Version Targeting & IE8 2008.29
IE8 is going to implement a new version targeting system that is going to coincide with their new rendering engine which is supposed to be significantly better at web standards. The big catch is that in order to enable this you have to insert a meta tag in to the header of every single page you want rendered in standard’s compliant mode. – Source
The big problem with this assumption is that it assumes we’ve all been making broken sites just for IE, which as you can tell if you use IE on my site, many of us do not. Sure the IE has the largest usage percentage, but that doesn’t necessarily mean it’s demographic that’s worth caring about, hell here at bonta-kun.net our biggest browser is Firefox (43%), followed by IE (42%), with Safari in third (8%). The other arrogant assumption it makes is that you have time and the knowledge to go to every single one of your pages and add this meta tag to their header.

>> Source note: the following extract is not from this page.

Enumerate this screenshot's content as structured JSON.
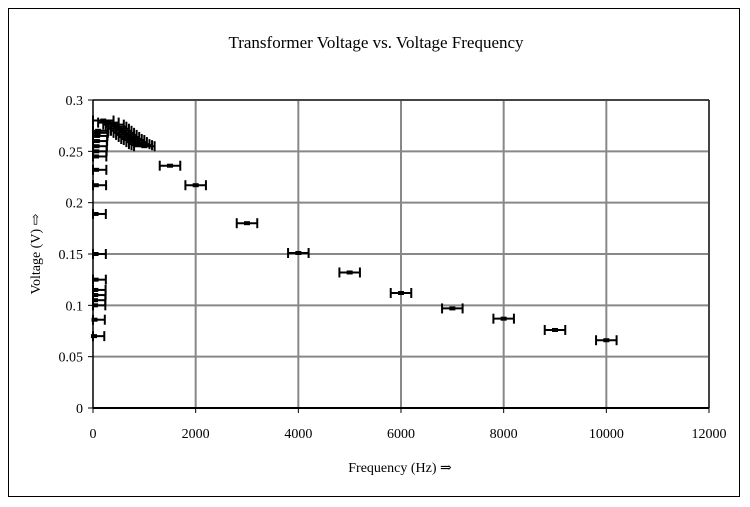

The best argument in favor of this is done by Aaron Gustafson of A List Apart (brilliant web design site). The primary ground his argument sits on is the idea that all browsers would use this meta tag to target specific browser versions to ensure that pages are rendered with the engine they were built for (neglect the fact that this would require a really flexible rendering engine or a pool of different rendering engines). The primary problems with this argument are:it assumes we care about the layout of old content (unlikely we probably only care about the content) and that doctypes are useless. Doctypes were designed to lock your page into a set of standards and that gives the browser the rules to play by, it’s much cleaner than this browser engine targetting non-sense.
I found an excellent blog post that sums up most of my points much better than I have so far here. The writer is a little more worked up over the matter than me, but his points are valid.
I found an awesome compilation of IE8 version targeting shortly after posting this article.